In return for this, Theodore Roosevelt did all he could to make life less hard for those under him. The game that was brought to him he sent to the hospital, that the wounded might have proper nourishment; and he either went himself or sent somebody to the seacoast, to purchase food which the commissary department possessed, but which, through lack of organization, it was slow in distributing. When no shelter was to be had, he slept on the ground with his men, and when they had to work on the trenches at night, he was up and around superintending the labor.

"He was one of us, and he let us know it," was said by one of the Rough Riders. "He ate the same food we did, and he was mighty good to the sick and the wounded. He paid for lots of things out of his own pocket, and I don't believe he has ever asked Uncle Sam to pay him back."

There was no telling how soon the truce would come to an end and fighting would begin again, and night after night the Rough Riders were kept on guard. There was a standing order that each fourth man should keep awake while the others slept, and no matter how dark or rainy the night, Theodore Roosevelt tramped around from one trench to another, seeing to it that this order was obeyed. He also visited the intrenchments of other commands, to compare them and make certain that the grade of service was equally high among the Rough Riders. This shows distinctly that he was a natural-born military commander.
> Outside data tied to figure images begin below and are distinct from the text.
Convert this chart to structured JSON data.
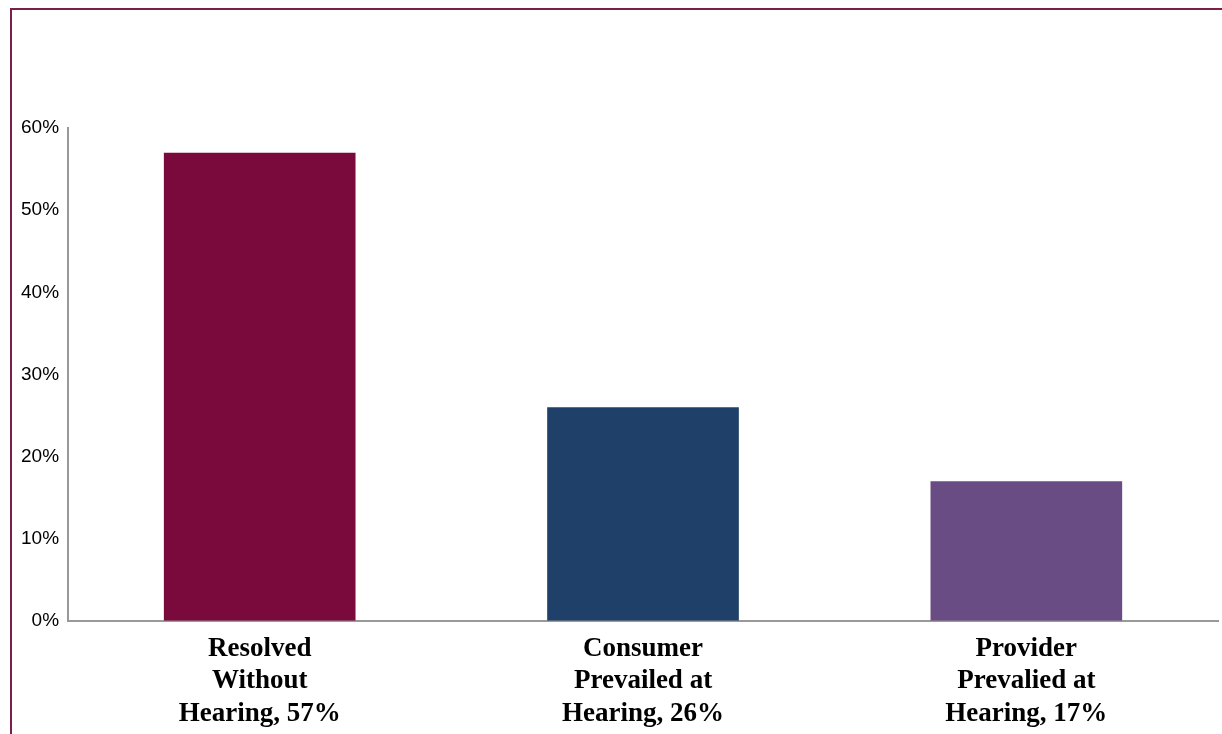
{
  "chart_data": {
    "type": "bar",
    "categories": [
      "Resolved Without Hearing, 57%",
      "Consumer Prevailed at Hearing, 26%",
      "Provider Prevalied at Hearing, 17%"
    ],
    "values": [
      57,
      26,
      17
    ],
    "colors": [
      "#7a0a3c",
      "#1f4068",
      "#6a4c84"
    ],
    "ylim": [
      0,
      60
    ],
    "yticks": [
      {
        "value": 0,
        "label": "0%"
      },
      {
        "value": 10,
        "label": "10%"
      },
      {
        "value": 20,
        "label": "20%"
      },
      {
        "value": 30,
        "label": "30%"
      },
      {
        "value": 40,
        "label": "40%"
      },
      {
        "value": 50,
        "label": "50%"
      },
      {
        "value": 60,
        "label": "60%"
      }
    ],
    "grid": false,
    "legend": false
  }
}
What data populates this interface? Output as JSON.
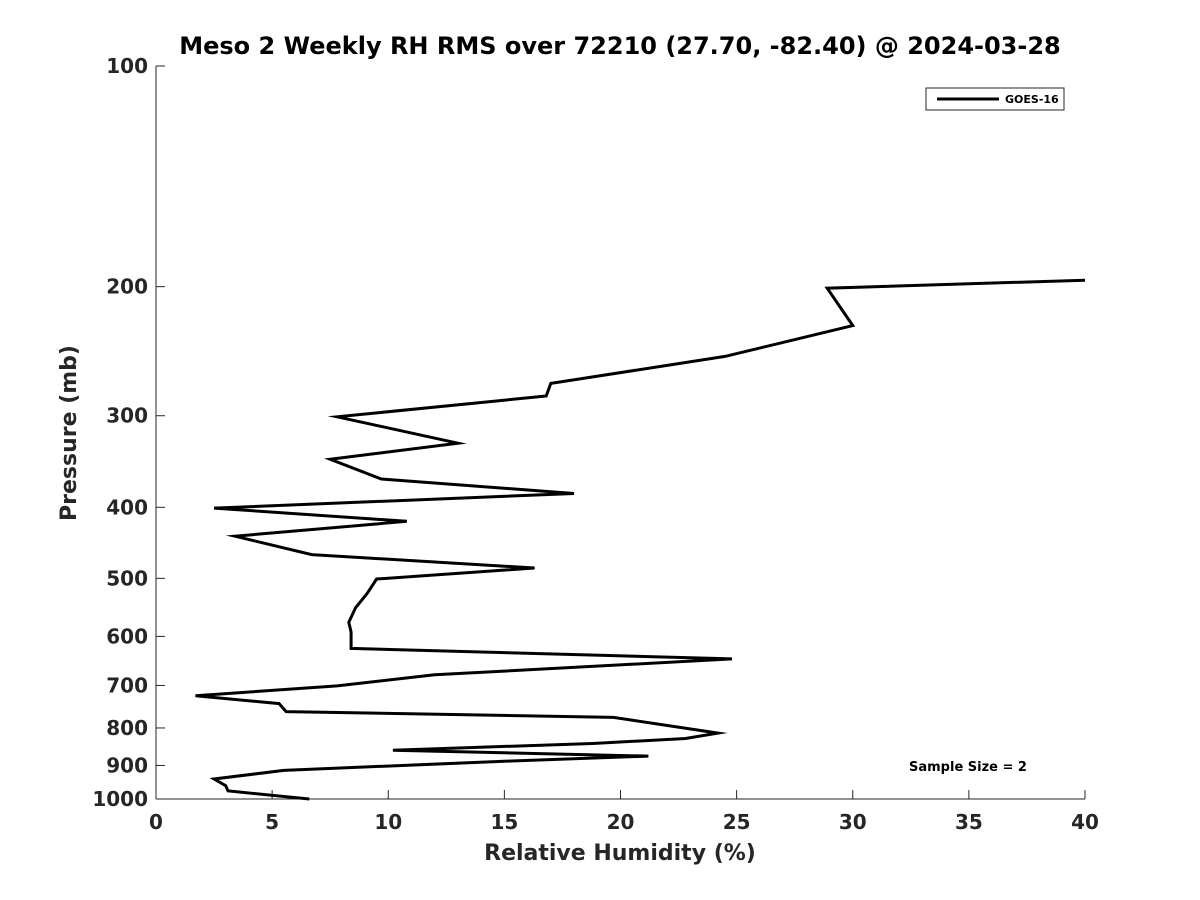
{
  "chart_data": {
    "type": "line",
    "title": "Meso 2 Weekly RH RMS over 72210 (27.70, -82.40) @ 2024-03-28",
    "xlabel": "Relative Humidity (%)",
    "ylabel": "Pressure (mb)",
    "xlim": [
      0,
      40
    ],
    "ylim": [
      100,
      1000
    ],
    "y_scale": "log",
    "y_reversed": true,
    "grid": false,
    "legend_position": "top-right",
    "xticks": [
      "0",
      "5",
      "10",
      "15",
      "20",
      "25",
      "30",
      "35",
      "40"
    ],
    "yticks": [
      "100",
      "200",
      "300",
      "400",
      "500",
      "600",
      "700",
      "800",
      "900",
      "1000"
    ],
    "annotation": "Sample Size = 2",
    "series": [
      {
        "name": "GOES-16",
        "color": "#000000",
        "points": [
          {
            "x": 40.0,
            "y": 196
          },
          {
            "x": 28.9,
            "y": 201
          },
          {
            "x": 30.0,
            "y": 226
          },
          {
            "x": 24.5,
            "y": 249
          },
          {
            "x": 17.0,
            "y": 271
          },
          {
            "x": 16.8,
            "y": 282
          },
          {
            "x": 7.8,
            "y": 301
          },
          {
            "x": 13.0,
            "y": 327
          },
          {
            "x": 7.5,
            "y": 344
          },
          {
            "x": 9.7,
            "y": 366
          },
          {
            "x": 18.0,
            "y": 383
          },
          {
            "x": 2.5,
            "y": 401
          },
          {
            "x": 10.8,
            "y": 418
          },
          {
            "x": 3.4,
            "y": 438
          },
          {
            "x": 6.7,
            "y": 464
          },
          {
            "x": 16.3,
            "y": 484
          },
          {
            "x": 9.5,
            "y": 501
          },
          {
            "x": 9.1,
            "y": 524
          },
          {
            "x": 8.6,
            "y": 548
          },
          {
            "x": 8.3,
            "y": 574
          },
          {
            "x": 8.4,
            "y": 592
          },
          {
            "x": 8.4,
            "y": 623
          },
          {
            "x": 24.8,
            "y": 644
          },
          {
            "x": 12.0,
            "y": 677
          },
          {
            "x": 7.8,
            "y": 701
          },
          {
            "x": 1.7,
            "y": 723
          },
          {
            "x": 5.3,
            "y": 741
          },
          {
            "x": 5.6,
            "y": 760
          },
          {
            "x": 19.7,
            "y": 774
          },
          {
            "x": 24.2,
            "y": 813
          },
          {
            "x": 22.8,
            "y": 827
          },
          {
            "x": 18.8,
            "y": 840
          },
          {
            "x": 10.2,
            "y": 858
          },
          {
            "x": 21.2,
            "y": 874
          },
          {
            "x": 15.0,
            "y": 888
          },
          {
            "x": 5.5,
            "y": 914
          },
          {
            "x": 2.5,
            "y": 939
          },
          {
            "x": 3.0,
            "y": 959
          },
          {
            "x": 3.1,
            "y": 975
          },
          {
            "x": 6.6,
            "y": 1000
          }
        ]
      }
    ]
  }
}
The truce lasted a week, and while all operations were supposed to have come to an end, both the Americans and the Spaniards spent the time in strengthening their positions. At one time the Americans constructed a fairly good defence, in which they placed two Gatling guns and two automatic Colt guns, and this was named Fort Roosevelt, in honor of the Rough Rider commander.
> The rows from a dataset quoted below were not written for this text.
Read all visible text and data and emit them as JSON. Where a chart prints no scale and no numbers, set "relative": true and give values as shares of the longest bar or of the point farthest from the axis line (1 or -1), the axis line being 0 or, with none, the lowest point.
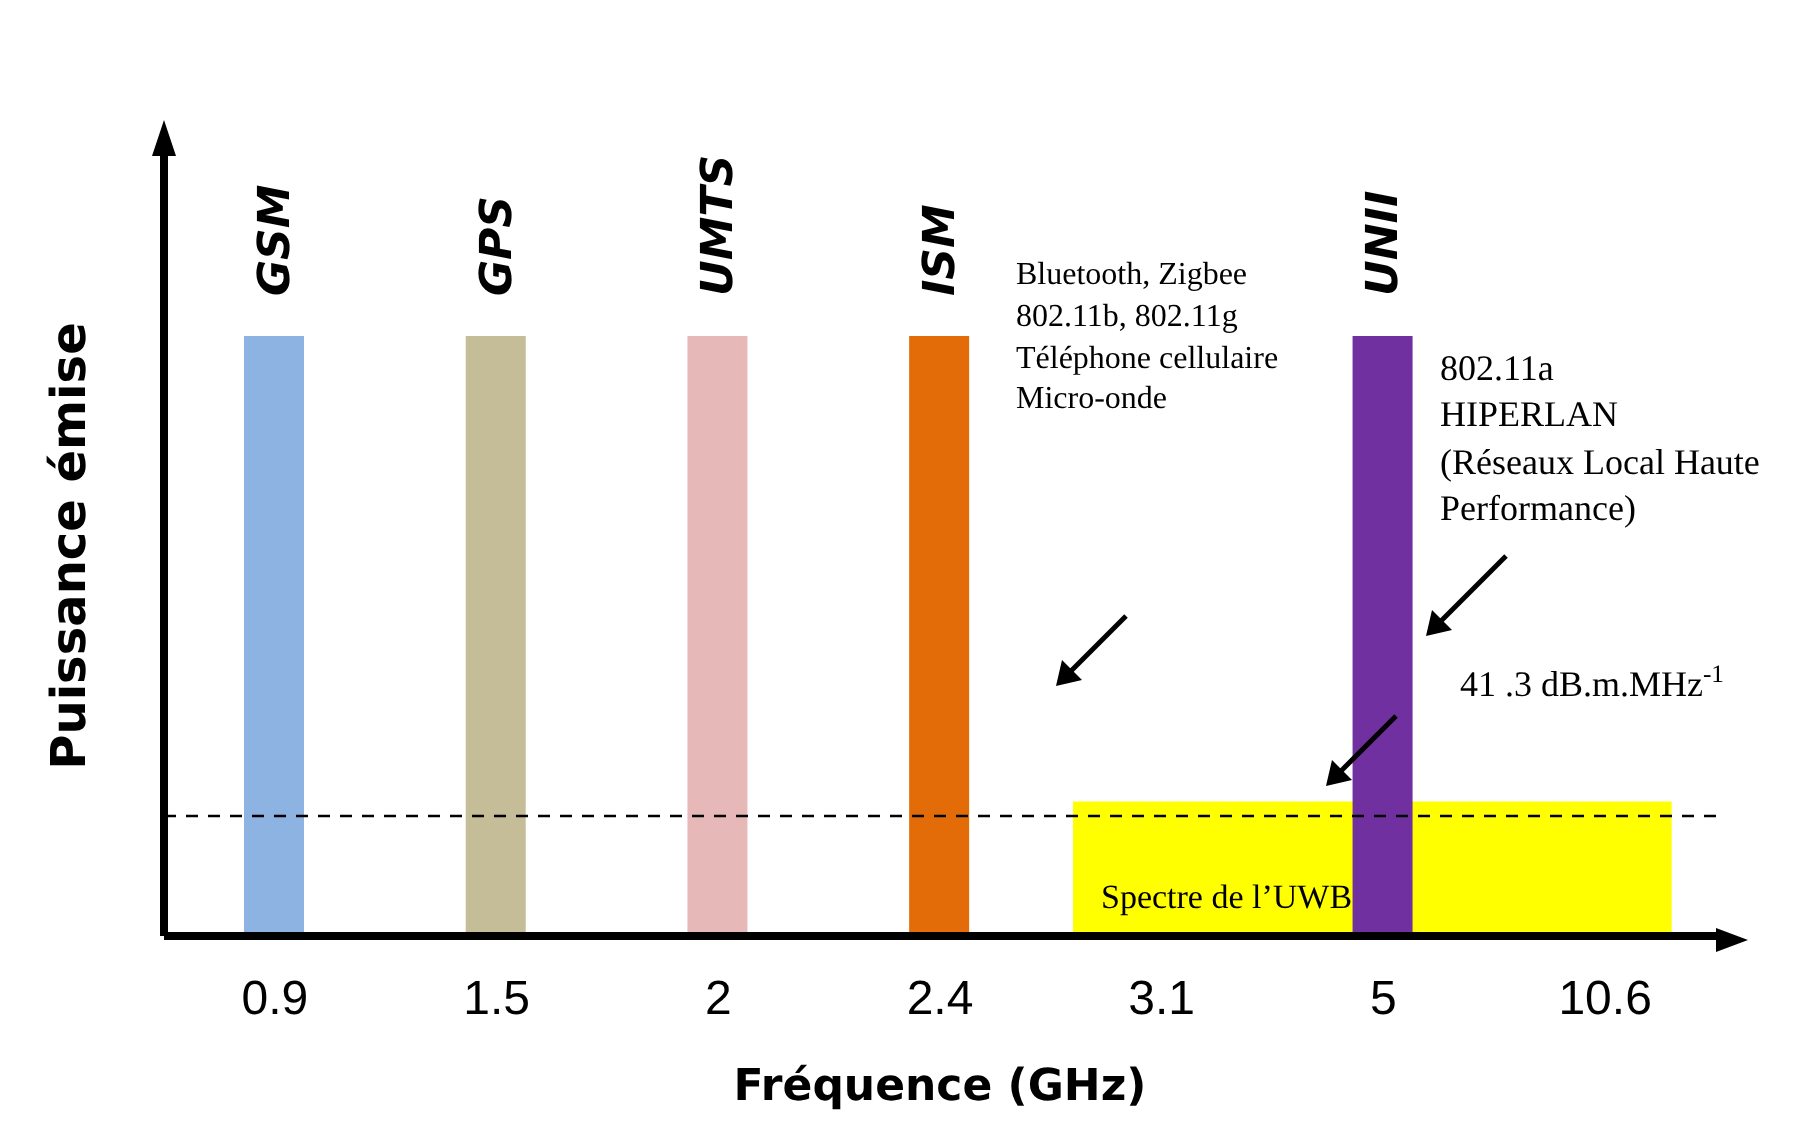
{
  "chart_data": {
    "type": "bar",
    "xlabel": "Fréquence (GHz)",
    "ylabel": "Puissance émise",
    "relative": true,
    "categories": [
      "0.9",
      "1.5",
      "2",
      "2.4",
      "3.1",
      "5",
      "10.6"
    ],
    "series": [
      {
        "values": [
          1,
          1,
          1,
          1,
          null,
          1,
          null
        ],
        "colors": [
          "#8db3e2",
          "#c4bd97",
          "#e6b9b8",
          "#e36c09",
          null,
          "#7030a0",
          null
        ]
      }
    ],
    "bands": [
      {
        "axis": "x",
        "from": "3.1",
        "to": "10.6",
        "label": "Spectre de l’UWB",
        "color": "#ffff00"
      }
    ],
    "ref_lines": [
      {
        "axis": "y",
        "value": 0.2,
        "label": "41 .3 dB.m.MHz$^{-1}$",
        "line_style": "dashed"
      }
    ],
    "annotations": [
      {
        "text": "GSM",
        "x": "0.9",
        "y": 1
      },
      {
        "text": "GPS",
        "x": "1.5",
        "y": 1
      },
      {
        "text": "UMTS",
        "x": "2",
        "y": 1
      },
      {
        "text": "ISM",
        "x": "2.4",
        "y": 1
      },
      {
        "text": "UNII",
        "x": "5",
        "y": 1
      },
      "Bluetooth, Zigbee\n802.11b, 802.11g\nTéléphone cellulaire\nMicro-onde",
      "802.11a\nHIPERLAN\n(Réseaux Local Haute\nPerformance)"
    ],
    "tick_labels": "x"
  }
}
On the tenth of July the fighting began once more, and again the batteries on both sides sent shot and shell into the camps of the enemy. It was largely fighting at long range, and the only Rough Riders who took part were those who manned the Colt's guns, and a small body of sharpshooters stationed in a trench well to the front.

On the next day the Rough Riders were ordered northward, to guard the road running from Santiago to El Caney. Here some fighting was in progress, and the troopers expected to get into battle once more. But the skirmish came to an end before they arrived, very much to their disappointment.

Hardly had the Rough Riders settled in their new position than a storm came up which proved to be the heaviest yet experienced during the campaign. While Theodore Roosevelt was sleeping in his tent, the shelter was blown down and away, and all of his personal effects were scattered in the mud and wet. As best he could, he donned his clothing, saw to it that his men were safe, and then betook himself to a kitchen tent, where he finished the sleep of that night on a rude table recently taken from an abandoned Spanish home in that vicinity.